The Straight Dope on Gene Doping

Professional sports are at the peak of their power.

Mar 14, 2005
Richard Gallagher(rgallagher@the-scientist.com)

"Another time in Ireland, a policeman stopped an ambulance at a roundabout to let our team coach (bus) pass. Someone could have been dying in the back of that ambulance and this guy stopped it to let us through!"Tony Cascarino1

Professional sports are at the peak of their power. Sports coverage commands more column inches – front page and back – and more airtime and bandwidth than politics, education, science, the arts, media, and religion. We can't seem to get enough of it; it has become the dominant force in our culture. Sports matter.

The rewards for athletic prowess are spectacular – preferential treatment ahead of emergency vehicles is a just a minor, if telling, ingredient in the indulgent feast. Little wonder then that some sportsmen and women – and the people who control them – will be tempted to go to any lengths to improve their performance.

The latest fad being touted in the world of professional sports is gene doping, basically somatic gene therapy aimed at improving athletic performance. In all likelihood it has not been tried – yet. The hurdles, to use a sports metaphor, are the same as those for other gene therapies, which have faced a struggle in the clinic. Still, one can easily imagine that the latest wave of performance-enhancing drugs, erythropoietin (EPO), human growth hormone (hGH) and insulin-like growth factor 1 (IGF-1) – all biologicals – could soon be administered in the form of genes. Gene doping would be more effective and more difficult to detect than injection of the gene product. So it's not merely scaremongering to suggest that genetically enhanced athletes might compete in the 2008 Olympics, if not earlier in the major professional sports leagues.
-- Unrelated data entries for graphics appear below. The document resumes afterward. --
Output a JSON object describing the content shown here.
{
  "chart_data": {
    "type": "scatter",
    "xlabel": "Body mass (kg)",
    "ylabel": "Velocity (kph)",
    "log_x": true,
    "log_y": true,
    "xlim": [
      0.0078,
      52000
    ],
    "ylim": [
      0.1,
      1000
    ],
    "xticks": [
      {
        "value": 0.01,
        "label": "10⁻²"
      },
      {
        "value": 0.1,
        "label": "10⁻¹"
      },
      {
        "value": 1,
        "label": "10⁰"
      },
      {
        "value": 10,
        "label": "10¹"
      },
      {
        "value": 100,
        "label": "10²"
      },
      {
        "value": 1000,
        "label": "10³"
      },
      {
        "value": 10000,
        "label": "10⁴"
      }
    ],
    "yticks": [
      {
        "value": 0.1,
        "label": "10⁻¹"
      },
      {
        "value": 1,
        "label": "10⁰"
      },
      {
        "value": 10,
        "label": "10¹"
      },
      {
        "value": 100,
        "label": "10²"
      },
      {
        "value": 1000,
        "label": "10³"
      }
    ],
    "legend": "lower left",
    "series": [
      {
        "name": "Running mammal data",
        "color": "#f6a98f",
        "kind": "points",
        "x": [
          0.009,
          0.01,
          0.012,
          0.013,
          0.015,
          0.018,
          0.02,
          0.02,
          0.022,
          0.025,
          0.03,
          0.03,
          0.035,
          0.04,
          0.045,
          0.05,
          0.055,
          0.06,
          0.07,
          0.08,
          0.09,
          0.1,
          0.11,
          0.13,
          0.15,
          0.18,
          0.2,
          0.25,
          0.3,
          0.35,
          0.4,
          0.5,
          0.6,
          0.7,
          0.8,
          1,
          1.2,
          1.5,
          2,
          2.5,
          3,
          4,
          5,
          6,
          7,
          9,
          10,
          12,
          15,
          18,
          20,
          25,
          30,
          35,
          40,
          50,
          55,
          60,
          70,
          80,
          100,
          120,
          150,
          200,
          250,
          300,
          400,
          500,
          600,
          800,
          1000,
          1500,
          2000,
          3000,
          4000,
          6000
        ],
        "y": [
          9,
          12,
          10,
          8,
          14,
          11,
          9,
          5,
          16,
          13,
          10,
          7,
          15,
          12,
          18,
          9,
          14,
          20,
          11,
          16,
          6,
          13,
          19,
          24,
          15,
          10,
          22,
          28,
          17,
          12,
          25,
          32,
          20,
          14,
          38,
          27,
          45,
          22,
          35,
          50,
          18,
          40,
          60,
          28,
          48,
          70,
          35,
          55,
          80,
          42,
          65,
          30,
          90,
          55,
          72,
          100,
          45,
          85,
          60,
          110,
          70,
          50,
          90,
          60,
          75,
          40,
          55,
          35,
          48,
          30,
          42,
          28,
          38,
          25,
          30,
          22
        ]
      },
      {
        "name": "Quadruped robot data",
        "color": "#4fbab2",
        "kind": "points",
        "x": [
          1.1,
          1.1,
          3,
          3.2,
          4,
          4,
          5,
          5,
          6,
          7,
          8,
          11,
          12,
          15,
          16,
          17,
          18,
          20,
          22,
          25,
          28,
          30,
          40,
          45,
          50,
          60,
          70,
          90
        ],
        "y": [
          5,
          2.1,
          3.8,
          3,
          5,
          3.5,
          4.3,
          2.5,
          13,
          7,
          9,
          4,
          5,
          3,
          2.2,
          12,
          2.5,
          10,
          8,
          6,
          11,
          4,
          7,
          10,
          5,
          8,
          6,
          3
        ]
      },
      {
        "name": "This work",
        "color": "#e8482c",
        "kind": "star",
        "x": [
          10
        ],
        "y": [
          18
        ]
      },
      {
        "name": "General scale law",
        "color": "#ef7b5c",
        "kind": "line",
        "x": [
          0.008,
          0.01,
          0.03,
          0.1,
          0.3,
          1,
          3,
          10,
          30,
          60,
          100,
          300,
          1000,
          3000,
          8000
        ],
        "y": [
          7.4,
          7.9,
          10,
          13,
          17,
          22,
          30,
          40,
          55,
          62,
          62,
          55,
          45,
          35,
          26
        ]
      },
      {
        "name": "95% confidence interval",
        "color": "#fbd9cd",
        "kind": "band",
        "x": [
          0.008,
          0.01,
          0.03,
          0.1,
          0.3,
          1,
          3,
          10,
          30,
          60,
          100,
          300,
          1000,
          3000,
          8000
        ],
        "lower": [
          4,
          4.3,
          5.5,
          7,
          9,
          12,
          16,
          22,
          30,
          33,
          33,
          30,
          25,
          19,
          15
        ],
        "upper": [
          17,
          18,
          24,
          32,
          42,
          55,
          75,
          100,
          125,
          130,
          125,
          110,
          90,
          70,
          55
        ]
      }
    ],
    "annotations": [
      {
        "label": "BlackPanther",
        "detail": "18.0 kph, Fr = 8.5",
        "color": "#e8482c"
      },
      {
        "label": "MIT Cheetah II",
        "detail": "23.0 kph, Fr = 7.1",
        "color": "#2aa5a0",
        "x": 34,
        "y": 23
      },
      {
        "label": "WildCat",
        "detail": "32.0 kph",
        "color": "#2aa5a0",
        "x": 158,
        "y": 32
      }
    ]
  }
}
That's a horrifying prospect. Do I say that because of the purity of sport? Hardly. Sports look very different now than they did 10 years ago, let alone 50 years ago. Technology, medicine, nutrition, and psychology have changed everything from playing surfaces to clothing materials to fitness preparation to the use of dietary enhancements to machinations for the mind. What is and isn't within the "rules of the game" is arbitrary. If I can wear special soccer boots to swerve the ball, why can't I take steroids, as it's clear many baseball players have, or inject IGF-1 into my leg muscles? Taken in isolation it's hard to imagine why adjustments that enhance the spectacle wouldn't get the okay from the governing body of a sport.

We can't, however, consider things in isolation. Is there a danger associated with gene doping? Most definitely: A lifelong risk that far outstrips even the gamble of injection of drugs. Not only should gene doping be banned, it should be relentlessly tested for and mercilessly punished – even by imprisonment. The strongest precautionary principle must be applied to protect sportsmen and women.

Then there are the wider ethical concerns. We cannot allow experimental therapies that are being developed for serious diseases to be hijacked for trivial pursuits. And, as Nobelist George Wald wrote, "Recombinant DNA technology (genetic engineering) faces our society with problems unprecedented not only in the history of science, but of life on earth. It places in human hands the capacity to redesign living organisms, the products of some three billion years of evolution." No form of entertainment can be the basis for such fundamental redesign.

Global surveillance of gene doping should be of the same order as vigilance against bioterrorism. Doping is at least as likely to be tried, more likely to be successful, and far more likely to, in the long term, degrade our dignity.